In view of its determinations that “Eleventh Amendment immunity applies to inter partes review proceedings,” and that UFRF “is an arm of the State of Florida,” the PTAB dismissed the inter partes review petitions that had been filed against the UFRF patents. Although PTAB decisions not to institute inter partes review are not reviewable, see 35 U.S.C. § 314(d), since these decisions were not made on the merits of the petitions, the US Court of Appeals for the Federal Circuit may have jurisdiction over an appeal. However, the petitioner did not seek Federal Circuit review.

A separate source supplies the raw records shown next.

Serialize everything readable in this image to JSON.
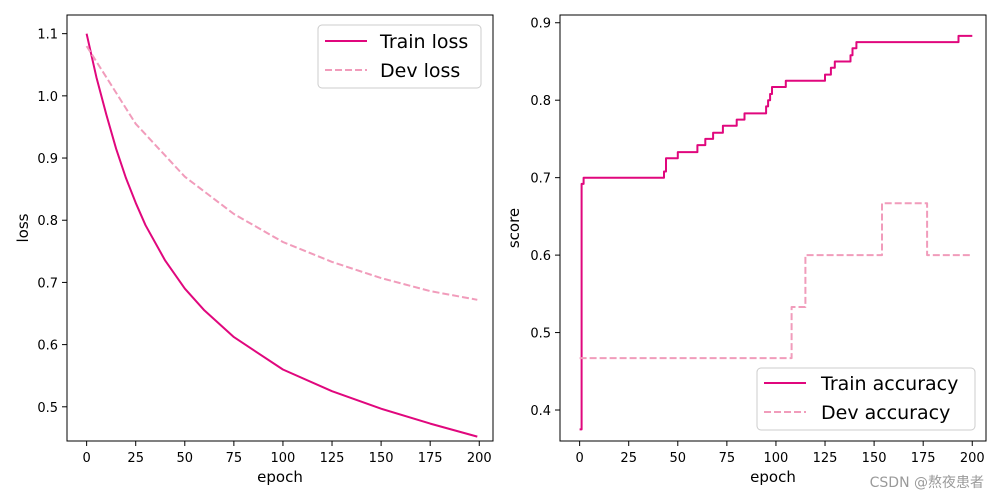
{
  "colors": {
    "train": "#e0077d",
    "dev": "#f19cbb"
  },
  "watermark": "CSDN @熬夜患者",
  "chart_data": [
    {
      "type": "line",
      "xlabel": "epoch",
      "ylabel": "loss",
      "xlim": [
        -10,
        207
      ],
      "ylim": [
        0.445,
        1.13
      ],
      "xticks": [
        0,
        25,
        50,
        75,
        100,
        125,
        150,
        175,
        200
      ],
      "yticks": [
        0.5,
        0.6,
        0.7,
        0.8,
        0.9,
        1.0,
        1.1
      ],
      "legend_position": "top-right",
      "series": [
        {
          "name": "Train loss",
          "style": "solid",
          "x": [
            0,
            5,
            10,
            15,
            20,
            25,
            30,
            40,
            50,
            60,
            75,
            100,
            125,
            150,
            175,
            199
          ],
          "y": [
            1.1,
            1.03,
            0.97,
            0.915,
            0.868,
            0.828,
            0.792,
            0.735,
            0.69,
            0.655,
            0.612,
            0.56,
            0.525,
            0.497,
            0.473,
            0.452
          ]
        },
        {
          "name": "Dev loss",
          "style": "dashed",
          "x": [
            0,
            10,
            25,
            50,
            75,
            100,
            125,
            150,
            175,
            199
          ],
          "y": [
            1.08,
            1.03,
            0.955,
            0.87,
            0.81,
            0.765,
            0.733,
            0.707,
            0.686,
            0.672
          ]
        }
      ]
    },
    {
      "type": "line",
      "xlabel": "epoch",
      "ylabel": "score",
      "xlim": [
        -10,
        207
      ],
      "ylim": [
        0.36,
        0.91
      ],
      "xticks": [
        0,
        25,
        50,
        75,
        100,
        125,
        150,
        175,
        200
      ],
      "yticks": [
        0.4,
        0.5,
        0.6,
        0.7,
        0.8,
        0.9
      ],
      "legend_position": "lower-right",
      "series": [
        {
          "name": "Train accuracy",
          "style": "solid",
          "step": true,
          "x": [
            0,
            1,
            2,
            43,
            44,
            46,
            50,
            56,
            60,
            64,
            68,
            73,
            80,
            84,
            95,
            96,
            97,
            98,
            100,
            105,
            125,
            128,
            130,
            138,
            139,
            141,
            193,
            200
          ],
          "y": [
            0.375,
            0.692,
            0.7,
            0.708,
            0.725,
            0.725,
            0.733,
            0.733,
            0.742,
            0.75,
            0.758,
            0.767,
            0.775,
            0.783,
            0.792,
            0.8,
            0.808,
            0.817,
            0.817,
            0.825,
            0.833,
            0.842,
            0.85,
            0.858,
            0.867,
            0.875,
            0.883,
            0.883
          ]
        },
        {
          "name": "Dev accuracy",
          "style": "dashed",
          "step": true,
          "x": [
            0,
            108,
            115,
            154,
            177,
            200
          ],
          "y": [
            0.467,
            0.533,
            0.6,
            0.667,
            0.6,
            0.6
          ]
        }
      ]
    }
  ]
}
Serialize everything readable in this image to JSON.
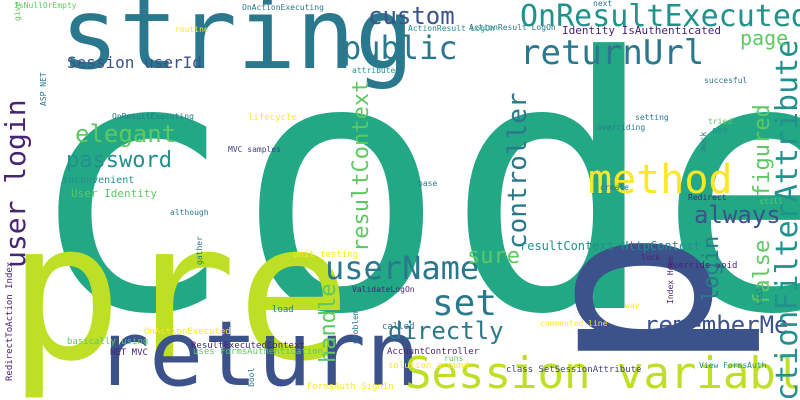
{
  "palette": {
    "green": "#22a884",
    "lime": "#bddf26",
    "teal": "#2a788e",
    "navy": "#3b528b",
    "purple": "#482475",
    "aqua": "#21918c",
    "mint": "#5ec962",
    "yellow": "#fde725",
    "indigo": "#414487"
  },
  "words": [
    {
      "text": "code",
      "color": "green"
    },
    {
      "text": "pre",
      "color": "lime"
    },
    {
      "text": "p",
      "color": "navy"
    },
    {
      "text": "string",
      "color": "teal"
    },
    {
      "text": "return",
      "color": "navy"
    },
    {
      "text": "Session variable",
      "color": "lime"
    },
    {
      "text": "method",
      "color": "yellow"
    },
    {
      "text": "OnResultExecuted",
      "color": "aqua"
    },
    {
      "text": "returnUrl",
      "color": "teal"
    },
    {
      "text": "public",
      "color": "teal"
    },
    {
      "text": "userName",
      "color": "teal"
    },
    {
      "text": "set",
      "color": "teal"
    },
    {
      "text": "custom",
      "color": "navy"
    },
    {
      "text": "user login",
      "color": "purple"
    },
    {
      "text": "password",
      "color": "aqua"
    },
    {
      "text": "elegant",
      "color": "mint"
    },
    {
      "text": "always",
      "color": "navy"
    },
    {
      "text": "rememberMe",
      "color": "navy"
    },
    {
      "text": "ActionFilterAttribute",
      "color": "aqua"
    },
    {
      "text": "controller",
      "color": "teal"
    },
    {
      "text": "resultContext",
      "color": "mint"
    },
    {
      "text": "handle",
      "color": "mint"
    },
    {
      "text": "directly",
      "color": "teal"
    },
    {
      "text": "login",
      "color": "teal"
    },
    {
      "text": "false",
      "color": "mint"
    },
    {
      "text": "figured",
      "color": "mint"
    },
    {
      "text": "page",
      "color": "mint"
    },
    {
      "text": "sure",
      "color": "mint"
    },
    {
      "text": "Session userId",
      "color": "navy"
    },
    {
      "text": "Identity IsAuthenticated",
      "color": "purple"
    },
    {
      "text": "resultContext HttpContext",
      "color": "aqua"
    },
    {
      "text": "User Identity",
      "color": "mint"
    },
    {
      "text": "inconvenient",
      "color": "aqua"
    },
    {
      "text": "OnResultExecuting",
      "color": "teal"
    },
    {
      "text": "MVC samples",
      "color": "indigo"
    },
    {
      "text": "lifecycle",
      "color": "yellow"
    },
    {
      "text": "although",
      "color": "teal"
    },
    {
      "text": "unit testing",
      "color": "yellow"
    },
    {
      "text": "ValidateLogOn",
      "color": "purple"
    },
    {
      "text": "load",
      "color": "teal"
    },
    {
      "text": "called",
      "color": "teal"
    },
    {
      "text": "OnActionExecuted",
      "color": "yellow"
    },
    {
      "text": "basically using",
      "color": "mint"
    },
    {
      "text": "NET MVC",
      "color": "purple"
    },
    {
      "text": "ResultExecutedContext",
      "color": "purple"
    },
    {
      "text": "uses FormsAuthentication",
      "color": "mint"
    },
    {
      "text": "AccountController",
      "color": "purple"
    },
    {
      "text": "runs",
      "color": "mint"
    },
    {
      "text": "solution around",
      "color": "yellow"
    },
    {
      "text": "class SetSessionAttribute",
      "color": "indigo"
    },
    {
      "text": "FormsAuth SignIn",
      "color": "yellow"
    },
    {
      "text": "commented line",
      "color": "yellow"
    },
    {
      "text": "way",
      "color": "yellow"
    },
    {
      "text": "View FormsAuth",
      "color": "aqua"
    },
    {
      "text": "Redirect",
      "color": "purple"
    },
    {
      "text": "override void",
      "color": "purple"
    },
    {
      "text": "luck",
      "color": "purple"
    },
    {
      "text": "Index Home",
      "color": "purple"
    },
    {
      "text": "create",
      "color": "teal"
    },
    {
      "text": "base",
      "color": "teal"
    },
    {
      "text": "setting",
      "color": "teal"
    },
    {
      "text": "overriding",
      "color": "teal"
    },
    {
      "text": "tried",
      "color": "mint"
    },
    {
      "text": "see",
      "color": "aqua"
    },
    {
      "text": "mock",
      "color": "teal"
    },
    {
      "text": "succesful",
      "color": "teal"
    },
    {
      "text": "still",
      "color": "mint"
    },
    {
      "text": "last",
      "color": "teal"
    },
    {
      "text": "next",
      "color": "teal"
    },
    {
      "text": "ActionResult LogOn",
      "color": "teal"
    },
    {
      "text": "ActionResult LogOn",
      "color": "aqua"
    },
    {
      "text": "OnActionExecuting",
      "color": "teal"
    },
    {
      "text": "IsNullOrEmpty",
      "color": "mint"
    },
    {
      "text": "routine",
      "color": "yellow"
    },
    {
      "text": "give",
      "color": "mint"
    },
    {
      "text": "ASP NET",
      "color": "teal"
    },
    {
      "text": "attribute",
      "color": "aqua"
    },
    {
      "text": "RedirectToAction Index",
      "color": "purple"
    },
    {
      "text": "gather",
      "color": "teal"
    },
    {
      "text": "bool",
      "color": "teal"
    },
    {
      "text": "problem",
      "color": "teal"
    }
  ]
}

Until the Federal Circuit weighs in, the ability to challenge a state university-owned patent in a USPTO proceeding will remain an open question. If state university-owned patents are indeed immune to inter partes review and post-grant review, that would make them inherently stronger than other patents, because they only could be challenged by a defendant whom the university has sued for infringement. (The PTAB left open the question whether sovereign immunity would obtain if the university had asserted the patent at issue in a parallel patent-infringement suit.) This application of sovereign immunity could incentivize greater investment in university-based technologies and impact the terms of joint-research agreements. For example, while corporate research partners often prefer to own all patent rights, this ruling favors at least joint ownership with state universities. It may also give the state universities a leg up on private university competitors.